National Center for Bioinformatics, Quaid-i-Azam University, Islamabad, 42000, Pakistan.
National Center for Bioinformatics, Quaid-i-Azam University, Islamabad, 42000, Pakistan.
Comput Biol Med. 2022 Jul;146:105660. doi: 10.1016/j.compbiomed.2022.105660. Epub 2022 May 22.
Homologous to E6AP carboxyl-terminus (HECT)-type E3 ligase performs ubiquitin (Ub)-proteasomal protein degradation via forming a complex with E2∼Ub. Enveloped viruses including SARS-CoV-2 escape from the infected cells by harnessing the E-class vacuolar protein-sorting (ESCRT) machinery and mimic the cellular system through PPAY motif-based linking to HECT Ub ligase activity. In the present study, we have characterized the binding pattern of E2 to HECT domains of NEDD4L, WWP1, WWP2, HECW1, and HECW2 through in silico analysis to isolate the E2-specific peptide inhibitors that may target SARS-CoV-2 viral egression. Molecular dynamics analysis revealed more opening of E2-binding pocket upon binding to HECT, HECT, HECT, HECT, and HECT. We observed similar binding pattern for E2 and mentioned HECT domains as previously reported for HECT where Trp762, Trp709, and Trp657 residues of HECT, HECT, and HECT are involved in making contacts with Ser94 residue of E2. Similarly, corresponding to HECT Tyr756 residue, HECT, HECT, HECT, and HECT-specific Phe703, Phe651, Phe1387, and Phe1353 residues execute interaction with E2. Our analysis suggests that corresponding to Cys942 of HECT, Cys890, Cys838, Cys1574, and Cys1540 residues of HECT, HECT, HECT, and HECT, respectively are involved in E2-to-E3 Ub transfer. Furthermore, MM-PBSA free energy calculations revealed favorable energy values for E2-HECT complexes along with the individual residue contributions. Subsequently, two E2-derived peptides (His55-Phe69 and Asn81-Ala96) were tested for their binding abilities against HECT domains of NEDD4L, WWP1, WWP2, HECW1, and HECW2. Their binding was validated through substitution of Phe62, Pro65, Ile84, and Cys85 residues into Ala, which revealed an impaired binding, suggesting that the proposed peptide ligands may selectively target E2-HECT binding and Ub-transfer. Collectively, we propose that peptide-driven blocking of E2-to-HECT Ub loading may limit SARS-CoV-2 egression and spread in the host cells.

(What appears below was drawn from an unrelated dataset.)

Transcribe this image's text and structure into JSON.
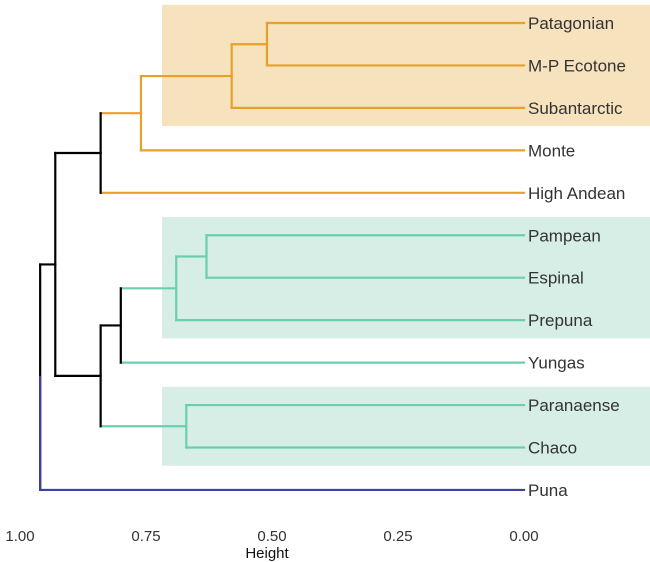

同源的 E6AP 羧基末端(HECT)- 型 E3 连接酶通过与 E2∼Ub 形成复合物来进行泛素(Ub)-蛋白酶体蛋白降解。包括 SARS-CoV-2 在内的包膜病毒通过利用 E 类液泡蛋白分选(ESCRT)机制从受感染的细胞中逃逸,并通过基于 PPAY 基序与 HECT Ub 连接酶活性的连接来模拟细胞系统。在本研究中,我们通过计算机分析鉴定了 E2 与 NEDD4L、WWP1、WWP2、HECW1 和 HECW2 的 HECT 结构域的结合模式,以分离可能针对 SARS-CoV-2 病毒逸出的 E2 特异性肽抑制剂。分子动力学分析表明,E2 与 HECT、HECT、HECT、HECT 和 HECT 结合后,E2 结合口袋的打开程度更大。我们观察到 E2 和提到的 HECT 结构域的结合模式与之前报道的 HECT 中相同,其中 HECT、HECT 和 HECT 的 Trp762、Trp709 和 Trp657 残基与 E2 的 Ser94 残基发生相互作用。同样,对应于 HECT 的 Tyr756 残基,HECT、HECT、HECT 和 HECT 特异性的 Phe703、Phe651、Phe1387 和 Phe1353 残基与 E2 执行相互作用。我们的分析表明,对应于 HECT 的 Cys942,HECT、HECT、HECT 和 HECT 中的 Cys890、Cys838、Cys1574 和 Cys1540 残基分别参与 E2 到 E3 Ub 的转移。此外,MM-PBSA 自由能计算显示 E2-HECT 复合物以及各个残基贡献的有利能量值。随后,测试了两个源自 E2 的肽(His55-Phe69 和 Asn81-Ala96)与 NEDD4L、WWP1、WWP2、HECW1 和 HECW2 的 HECT 结构域的结合能力。通过将 Phe62、Pro65、Ile84 和 Cys85 残基替换为 Ala 验证了它们的结合,这表明结合受到损害,表明所提出的肽配体可能选择性地靶向 E2-HECT 结合和 Ub 转移。总之,我们提出肽驱动的 E2-HECT Ub 加载阻断可能限制 SARS-CoV-2 的逸出和在宿主细胞中的传播。